Pensi di sapere davvero cosa stai mangiando? Un nuovo report di CIWF Italia mostra quali siano le condizioni di trasporto dei bovini che dall'Italia, così come da altri Paesi europei, raggiungono la Turchia dove trovano la morte ad attenderle. Le più sfortunate (o forse non le più fortunate) muoiono già durante il trasporto, le altre, affamate, assetate e lasciate a vivere in micro spazi tra feci e urine, sono destinate al macello dopo un lungo viaggio che spesso le trattiene al confine anche per molti giorni, durante i quali il loro benessere non è il primo pensiero di chi le trasporta.

CIWF Italia mostra cosa significhi non vietare le esportazioni dall'Unione Europea verso i Paesi extra UE, sottolinea quali siano le condizioni degli ultimi giorni su questa Terra di milioni di animali che ogni anno, dopo aver trascorso lunghi periodi in allevamenti intensivi, finisco la loro vita tra urina, feci e colpi di calore. Alcune di loro vengono addirittura fatte partorire da coscienti: con un coltello gli addetti aprono le pance ed estraggono i vitelli. Se questo non fosse sufficiente, le madri vengono sgozzate e lasciate morire.

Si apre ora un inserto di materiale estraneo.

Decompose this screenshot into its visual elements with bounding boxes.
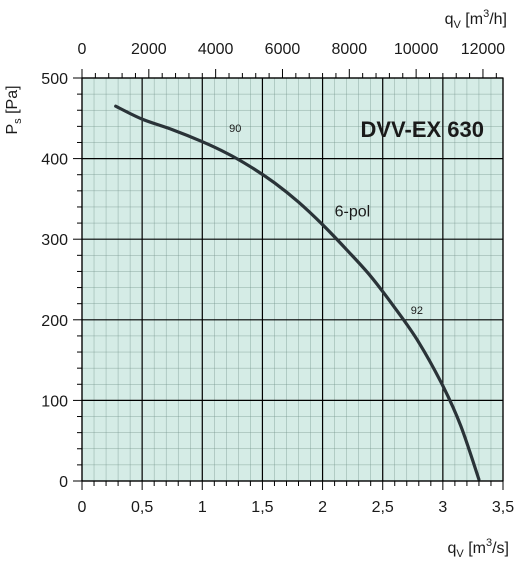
- x-top-tick-label: 8000: [332, 41, 368, 58]
- x-top-tick-label: 4000: [198, 41, 234, 58]
- x-top-axis-label: qV [m3/h]: [445, 8, 507, 31]
- tick-marks: [73, 69, 504, 490]
- x-top-tick-label: 2000: [131, 41, 167, 58]
- x-bottom-tick-label: 3: [438, 499, 447, 516]
- y-tick-label: 400: [41, 152, 68, 169]
- x-top-tick-label: 12000: [461, 41, 506, 58]
- x-bottom-tick-label: 1: [198, 499, 207, 516]
- y-tick-label: 200: [41, 313, 68, 330]
- x-bottom-tick-label: 2: [318, 499, 327, 516]
- x-bottom-tick-label: 2,5: [372, 499, 394, 516]
- y-tick-label: 500: [41, 71, 68, 88]
- y-tick-label: 300: [41, 232, 68, 249]
- efficiency-annotation: 92: [411, 305, 423, 317]
- plot-frame: [81, 77, 504, 482]
- x-bottom-tick-label: 1,5: [251, 499, 273, 516]
- x-top-tick-label: 10000: [394, 41, 439, 58]
- x-top-tick-label: 6000: [265, 41, 301, 58]
- efficiency-annotation: 90: [229, 123, 241, 135]
- y-tick-label: 0: [59, 474, 68, 491]
- tick-labels: 0 0,5 1 1,5 2 2,5 3 3,50 2000 4000 6000 8000 10000 12…: [41, 41, 514, 516]
- x-bottom-axis-label: qV [m3/s]: [448, 537, 510, 560]
- plot-background: [82, 78, 503, 481]
- series-line-6-pol: [114, 104, 481, 481]
- y-axis-label: Ps [Pa]: [4, 85, 24, 134]
- x-top-tick-label: 0: [78, 41, 87, 58]
- chart-title: DVV-EX 630: [360, 117, 484, 142]
- curve-layer: 6-pol 90 92: [114, 104, 481, 481]
- x-bottom-tick-label: 3,5: [492, 499, 514, 516]
- x-bottom-tick-label: 0,5: [131, 499, 153, 516]
- y-tick-label: 100: [41, 393, 68, 410]
- series-label: 6-pol: [335, 204, 371, 221]
- x-bottom-tick-label: 0: [78, 499, 87, 516]
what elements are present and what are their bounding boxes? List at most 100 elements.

I video diffusi, ottenuti dalle indagini effettuate da AWF | TSB Zürich e Eyes On Animals, non sono una bandiera del vegetarianismo, ma vogliono far luce sulle atrocità inflitte gratuitamente agli animali in transito. Non si tratta di vietare il viaggio verso i macelli, i macelli stessi o l'allevamento, ma di garantire un adeguato benessere a questi esseri viventi senzienti e sensibili, anche ai fini stessi del consumatore che di certo preferisce nutrirsi della carne di una mucca nata, vissuta, morta e macellata in condizioni igieniche adeguate e non tra i suoi stessi escrementi dei quali, affermano gli autori del video, spesso si nutrono durante questi viaggi.

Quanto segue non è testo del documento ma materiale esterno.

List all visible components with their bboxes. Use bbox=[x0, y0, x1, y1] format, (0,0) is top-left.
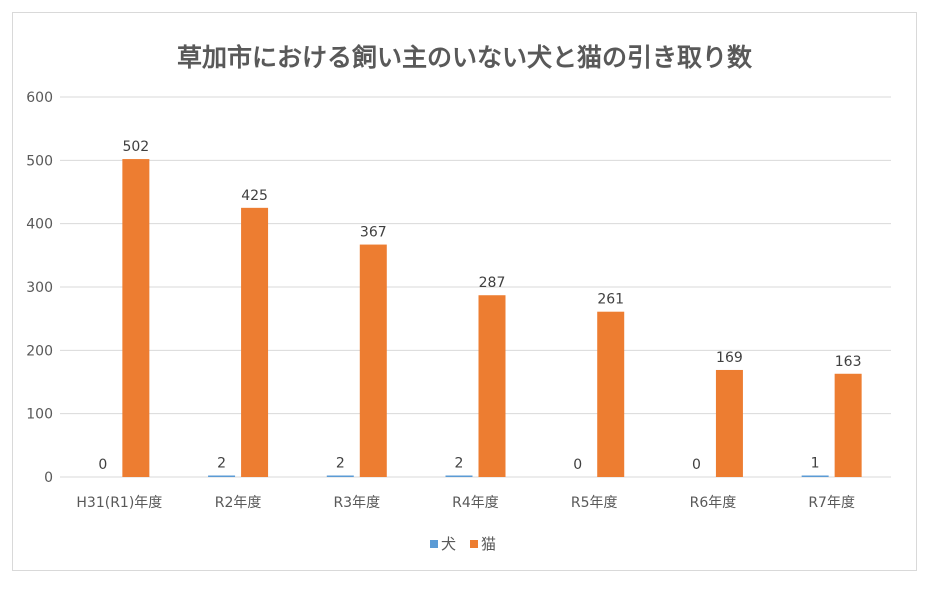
bar-cat bbox=[359, 244, 387, 477]
data-label: 1 bbox=[811, 456, 820, 472]
bar-dog bbox=[801, 475, 829, 477]
x-axis-ticks: H31(R1)年度 R2年度 R3年度 R4年度 R5年度 R6年度 R7年度 bbox=[76, 495, 855, 511]
data-label: 2 bbox=[455, 456, 464, 472]
y-tick-label: 500 bbox=[26, 153, 53, 169]
bar-dog bbox=[445, 475, 473, 477]
data-label: 2 bbox=[336, 456, 345, 472]
bar-dog bbox=[326, 475, 354, 477]
x-tick-label: H31(R1)年度 bbox=[76, 495, 162, 511]
data-label: 261 bbox=[597, 292, 624, 308]
bar-cat bbox=[597, 311, 625, 477]
chart-plot: 0 100 200 300 400 500 600 0 502 2 425 2 367 2 287 0 261… bbox=[26, 90, 891, 553]
data-label: 367 bbox=[360, 225, 387, 241]
bar-cat bbox=[715, 369, 743, 477]
y-tick-label: 200 bbox=[26, 343, 53, 359]
grid-layer bbox=[60, 96, 891, 478]
bar-cat bbox=[478, 295, 506, 477]
y-tick-label: 0 bbox=[44, 470, 53, 486]
x-tick-label: R4年度 bbox=[452, 495, 499, 511]
data-label: 0 bbox=[98, 457, 107, 473]
legend-swatch-dog bbox=[430, 540, 438, 548]
y-axis-ticks: 0 100 200 300 400 500 600 bbox=[26, 90, 53, 486]
chart-frame: 草加市における飼い主のいない犬と猫の引き取り数 0 100 200 300 400 500… bbox=[12, 12, 917, 571]
x-tick-label: R5年度 bbox=[571, 495, 618, 511]
x-tick-label: R6年度 bbox=[690, 495, 737, 511]
y-tick-label: 100 bbox=[26, 407, 53, 423]
legend-swatch-cat bbox=[470, 540, 478, 548]
data-label: 163 bbox=[835, 354, 862, 370]
x-tick-label: R3年度 bbox=[333, 495, 380, 511]
data-label: 425 bbox=[241, 188, 268, 204]
legend: 犬猫 bbox=[430, 535, 496, 553]
data-label: 0 bbox=[573, 457, 582, 473]
bar-cat bbox=[122, 159, 150, 478]
y-tick-label: 400 bbox=[26, 217, 53, 233]
legend-label: 犬 bbox=[441, 535, 456, 553]
bar-layer bbox=[122, 159, 862, 478]
x-tick-label: R2年度 bbox=[215, 495, 262, 511]
data-label: 2 bbox=[217, 456, 226, 472]
data-label: 502 bbox=[122, 139, 149, 155]
x-tick-label: R7年度 bbox=[808, 495, 855, 511]
data-label: 169 bbox=[716, 350, 743, 366]
bar-cat bbox=[241, 207, 269, 478]
data-label: 287 bbox=[479, 275, 506, 291]
legend-label: 猫 bbox=[481, 535, 496, 553]
data-label-layer: 0 502 2 425 2 367 2 287 0 261 0 169 1 163 bbox=[98, 139, 861, 473]
data-label: 0 bbox=[692, 457, 701, 473]
y-tick-label: 300 bbox=[26, 280, 53, 296]
bar-cat bbox=[834, 373, 862, 477]
bar-dog bbox=[208, 475, 236, 477]
chart-title: 草加市における飼い主のいない犬と猫の引き取り数 bbox=[176, 43, 752, 72]
y-tick-label: 600 bbox=[26, 90, 53, 106]
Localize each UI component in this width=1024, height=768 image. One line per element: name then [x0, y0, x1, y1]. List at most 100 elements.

Il tema delle condizioni di vita degli animali negli allevamenti ormai non può più essere ignorato. La stessa Organizzazione Mondiale della Sanità l'anno scorso ne aveva sottolineato i pericoli in relazione all'antibiotico resistenza, senza contare i dati forniti dal documentario “Cowspiracy” che ci mostra come queste fabbriche di carne, latte e formaggi siano responsabili dell'inquinamento globale. Insomma, non si tratta di diventare vegetariani, ma di iniziare a pensare ad nuovo modo di intendere gli allevamenti garantendo dignità agli animali e sicurezza ai consumatori, mettendo da parte lo sfruttamento, l'abuso di farmaci e il consumismo che non sembrano essere più gestibili.